Gov’t pilots database on HR tracking

The Philippines joined Malaysia as one of the two countries in Asia that have piloted the use of a human rights tracking database.

Undersecretary Severo Catura, executive director of the Presidential Human Rights Committee Secretariat, said Friday the database roll-out follows the conduct of a 3-day workshop to officially launch the Philippines’ National Recommendations Tracking Database or PH-NRTD in partnership with the UN Office of the High Commissioner for Human Rights.

“It sets a milestone in the State’s information-sharing and reporting of its accomplishments and best practices in the promotion, protection, and fulfillment of human rights,” Catura said.

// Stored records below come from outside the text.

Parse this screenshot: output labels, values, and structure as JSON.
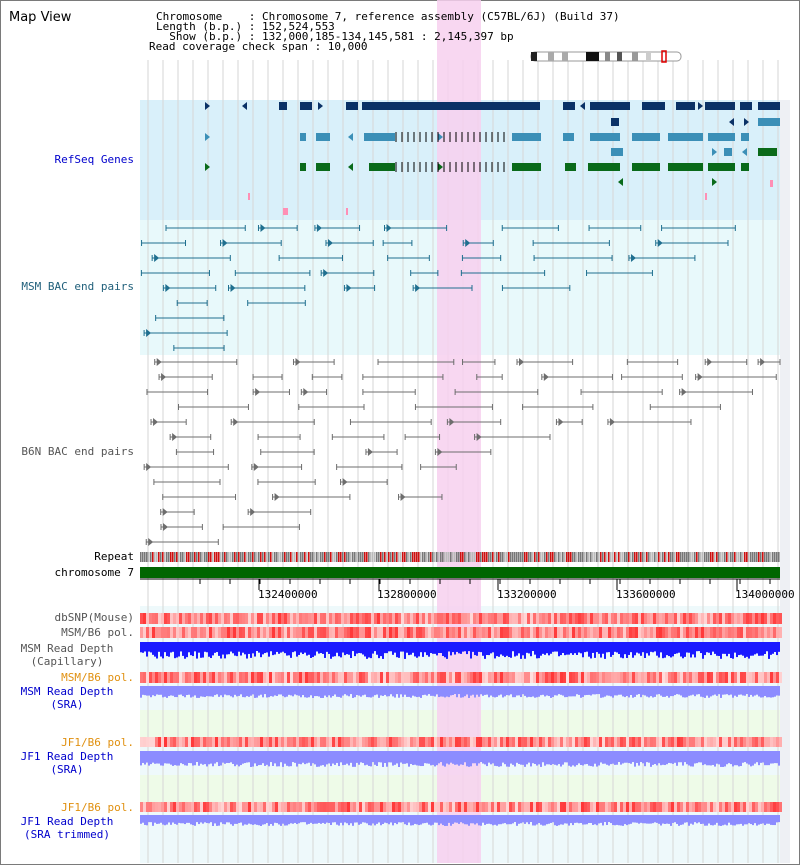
{
  "header": {
    "title": "Map View",
    "chromosome_line": "Chromosome    : Chromosome 7, reference assembly (C57BL/6J) (Build 37)",
    "length_line": "Length (b.p.) : 152,524,553",
    "show_line": "  Show (b.p.) : 132,000,185-134,145,581 : 2,145,397 bp",
    "coverage_line": "Read coverage check span : 10,000"
  },
  "tracks": {
    "refseq": "RefSeq Genes",
    "msm_bac": "MSM BAC end pairs",
    "b6n_bac": "B6N BAC end pairs",
    "repeat": "Repeat",
    "chromosome": "chromosome 7",
    "dbsnp": "dbSNP(Mouse)",
    "msm_b6_pol": "MSM/B6 pol.",
    "msm_read_depth_cap_1": "MSM Read Depth",
    "msm_read_depth_cap_2": "(Capillary)",
    "msm_b6_pol_2": "MSM/B6 pol.",
    "msm_read_depth_sra_1": "MSM Read Depth",
    "msm_read_depth_sra_2": "(SRA)",
    "jf1_b6_pol": "JF1/B6 pol.",
    "jf1_read_depth_sra_1": "JF1 Read Depth",
    "jf1_read_depth_sra_2": "(SRA)",
    "jf1_b6_pol_2": "JF1/B6 pol.",
    "jf1_read_depth_trim_1": "JF1 Read Depth",
    "jf1_read_depth_trim_2": "(SRA trimmed)"
  },
  "ruler": {
    "ticks": [
      "132400000",
      "132800000",
      "133200000",
      "133600000",
      "134000000"
    ]
  },
  "colors": {
    "refseq_bg": "#d9f0fa",
    "bac_bg": "#e8f9fb",
    "highlight": "#f7d0ee",
    "chromosome": "#006600",
    "read_depth_cap": "#1a1aff",
    "read_depth_sra": "#8c8cff"
  }
}
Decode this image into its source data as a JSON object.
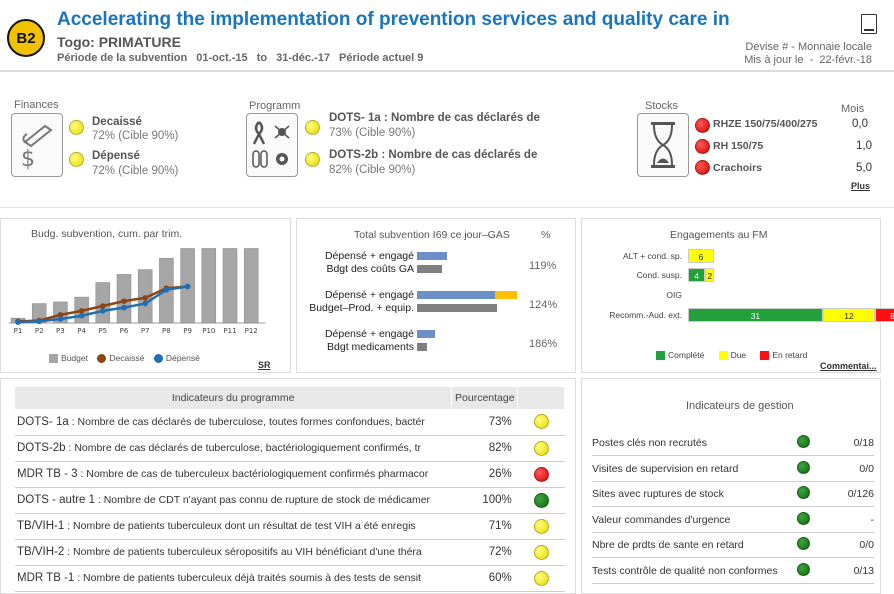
{
  "header": {
    "badge": "B2",
    "title": "Accelerating the implementation of prevention services and quality care in",
    "country": "Togo: PRIMATURE",
    "period_label": "Période de la subvention",
    "period_start": "01-oct.-15",
    "period_to": "to",
    "period_end": "31-déc.-17",
    "current_period": "Période actuel 9",
    "currency": "Devise # - Monnaie locale",
    "updated_label": "Mis à jour le",
    "updated_sep": "-",
    "updated_date": "22-févr.-18"
  },
  "finances": {
    "label": "Finances",
    "icon": "money-icon",
    "items": [
      {
        "title": "Decaissé",
        "value": "72% (Cible 90%)",
        "status": "yellow"
      },
      {
        "title": "Dépensé",
        "value": "72% (Cible 90%)",
        "status": "yellow"
      }
    ]
  },
  "programme": {
    "label": "Programm",
    "icon": "health-icons",
    "items": [
      {
        "title": "DOTS- 1a : Nombre de cas déclarés de",
        "value": "73% (Cible 90%)",
        "status": "yellow"
      },
      {
        "title": "DOTS-2b : Nombre de cas déclarés de",
        "value": "82% (Cible 90%)",
        "status": "yellow"
      }
    ]
  },
  "stocks": {
    "label": "Stocks",
    "icon": "hourglass-icon",
    "months_label": "Mois",
    "more": "Plus",
    "items": [
      {
        "name": "RHZE 150/75/400/275",
        "value": "0,0",
        "status": "red"
      },
      {
        "name": "RH 150/75",
        "value": "1,0",
        "status": "red"
      },
      {
        "name": "Crachoirs",
        "value": "5,0",
        "status": "red"
      }
    ]
  },
  "budget_chart": {
    "title": "Budg. subvention, cum. par trim.",
    "sr": "SR",
    "legend": [
      "Budget",
      "Decaissé",
      "Dépensé"
    ],
    "colors": {
      "budget": "#a6a6a6",
      "decaisse": "#8b4513",
      "depense": "#1f6fb5"
    }
  },
  "chart_data": {
    "type": "bar",
    "categories": [
      "P1",
      "P2",
      "P3",
      "P4",
      "P5",
      "P6",
      "P7",
      "P8",
      "P9",
      "P10",
      "P11",
      "P12"
    ],
    "ylim": [
      0,
      100
    ],
    "series": [
      {
        "name": "Budget",
        "values": [
          6,
          24,
          26,
          32,
          50,
          60,
          66,
          80,
          92,
          92,
          92,
          92
        ]
      },
      {
        "name": "Decaissé",
        "values": [
          2,
          3,
          10,
          15,
          21,
          27,
          31,
          43,
          45,
          null,
          null,
          null
        ]
      },
      {
        "name": "Dépensé",
        "values": [
          1,
          2,
          5,
          9,
          15,
          19,
          24,
          41,
          45,
          null,
          null,
          null
        ]
      }
    ]
  },
  "total_chart": {
    "title": "Total subvention I69 ce jour–GAS",
    "pct_header": "%",
    "rows": [
      {
        "l1": "Dépensé + engagé",
        "l2": "Bdgt des coûts GA",
        "bar1": 30,
        "bar1b": 0,
        "bar2": 25,
        "pct": "119%"
      },
      {
        "l1": "Dépensé + engagé",
        "l2": "Budget–Prod. + equip.",
        "bar1": 78,
        "bar1b": 22,
        "bar2": 80,
        "pct": "124%"
      },
      {
        "l1": "Dépensé + engagé",
        "l2": "Bdgt medicaments",
        "bar1": 18,
        "bar1b": 0,
        "bar2": 10,
        "pct": "186%"
      }
    ]
  },
  "engagements": {
    "title": "Engagements au FM",
    "comment": "Commentai...",
    "rows": [
      {
        "label": "ALT + cond. sp.",
        "complete": 0,
        "due": 6,
        "late": 0
      },
      {
        "label": "Cond. susp.",
        "complete": 4,
        "due": 2,
        "late": 0
      },
      {
        "label": "OIG",
        "complete": 0,
        "due": 0,
        "late": 0
      },
      {
        "label": "Recomm.-Aud. ext.",
        "complete": 31,
        "due": 12,
        "late": 8
      }
    ],
    "legend": [
      "Complété",
      "Due",
      "En retard"
    ],
    "colors": {
      "complete": "#22a03c",
      "due": "#ffff00",
      "late": "#ff1010"
    }
  },
  "indicators": {
    "headers": [
      "Indicateurs du programme",
      "Pourcentage",
      ""
    ],
    "rows": [
      {
        "code": "DOTS- 1a",
        "text": " : Nombre de cas déclarés de tuberculose, toutes formes confondues, bactér",
        "pct": "73%",
        "status": "yellow"
      },
      {
        "code": "DOTS-2b",
        "text": " : Nombre de cas déclarés de tuberculose, bactériologiquement confirmés, tr",
        "pct": "82%",
        "status": "yellow"
      },
      {
        "code": "MDR TB - 3",
        "text": " : Nombre de cas de tuberculeux bactériologiquement confirmés pharmacor",
        "pct": "26%",
        "status": "red"
      },
      {
        "code": "DOTS - autre 1",
        "text": " : Nombre de CDT n'ayant pas connu de rupture de stock de médicamer",
        "pct": "100%",
        "status": "green"
      },
      {
        "code": "TB/VIH-1",
        "text": " : Nombre de patients tuberculeux dont un résultat de test VIH a été enregis",
        "pct": "71%",
        "status": "yellow"
      },
      {
        "code": "TB/VIH-2",
        "text": " : Nombre de patients tuberculeux séropositifs au VIH bénéficiant d'une théra",
        "pct": "72%",
        "status": "yellow"
      },
      {
        "code": "MDR TB -1",
        "text": " : Nombre de patients tuberculeux déjà traités soumis à des tests de sensit",
        "pct": "60%",
        "status": "yellow"
      }
    ]
  },
  "gestion": {
    "title": "Indicateurs de gestion",
    "rows": [
      {
        "label": "Postes clés non recrutés",
        "value": "0/18",
        "status": "green"
      },
      {
        "label": "Visites de supervision en retard",
        "value": "0/0",
        "status": "green"
      },
      {
        "label": "Sites avec ruptures de stock",
        "value": "0/126",
        "status": "green"
      },
      {
        "label": "Valeur commandes d'urgence",
        "value": "-",
        "status": "green"
      },
      {
        "label": "Nbre de prdts de sante en retard",
        "value": "0/0",
        "status": "green"
      },
      {
        "label": "Tests contrôle de qualité non conformes",
        "value": "0/13",
        "status": "green"
      }
    ]
  }
}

The PH-NRTD, he said, is a showcase platform of the Philippines’ National Mechanism for Implementation, Reporting and Follow-Up or NMIRF being strengthened under the UN Joint Program for the Promotion and Protection of Human Rights in the Philippines.

The PHRCS is the Philippines’ advantage of having an NMIRF in place, he added.

Catura said the database will also serve as a platform to assess the human rights commitments made by Executive offices that are laid out in the 3rd Philippine Human Rights Plan for 2018-2022. The next PHRP is due to be out this year.

Subject matter experts during the workshop held in Clark, Pampanga on 8 to 10 February were Arnaud Chaltin and Artur Latsevych of the OHCHR’s South-East Asia Regional Office-Bangkok and Treaty Bodies Capacity-Building Program-Geneva Office, respectively.

Catura said the PH-NRTD shall be the government’s main repository of information provided by all Executive agencies concerned to address recommendations arising from constructive dialogues with UN human rights mechanisms, specifically the UN treaty bodies and the UN Human Rights Council through its Universal Periodic Review.

“But the database is not merely a data-gathering tool,” he said, “It also brings to concrete form our seriousness to actively engage and share with the UN and the world our best practices in complying with our human rights obligations by way of relevant laws, policies, programs, projects, and other initiatives.”

The Philippines earlier held constructive dialogues with the UN committee on the rights of the child and the UN human rights committee for the international covenant on civil and political rights in September and October last year, respectively.

Two constructive dialogues with the UN committee on migrant workers and the UN committee on the elimination of racial discrimination are scheduled this year.

The Philippines also went through its fourth cycle review under the UPR in November last year.

Mahamane Cisse-Gouro, director of the OHCHR’s Human Rights Council and Treaty Mechanisms Division, in a congratulatory video message to the workshop participants, commended “the presence of focal points from such a broad range of State institutions, (as) such cooperation is instrumental to the thorough implementation of recommendations by human rights mechanisms.”

Cisse-Gouro said with the Philippines as a pilot country, “we are very happy to collaborate closely with you and look forward to receiving your feedback on the use of the application.”

Attendees at the workshop were representatives from the Department of Foreign Affairs, Department of Justice, Office of the Court Administrator-Supreme Court, Department of Labor and Employment, Department of Migrant Workers, Department of Social Welfare and Development, Department of the Interior and Local Government, Department of Education, Department of Health, National Economic and Development Authority, Philippine Commission on Women, National Commission on Indigenous Peoples, National Council on Disability Affairs, Council for the Welfare of Children, Philippine Statistics Authority, Juvenile Justice and Welfare Council, Dangerous Drugs Board, Armed Forces of the Philippines-Center for Law and Armed Conflict, and the Philippine National Police-Human Rights Affairs Office.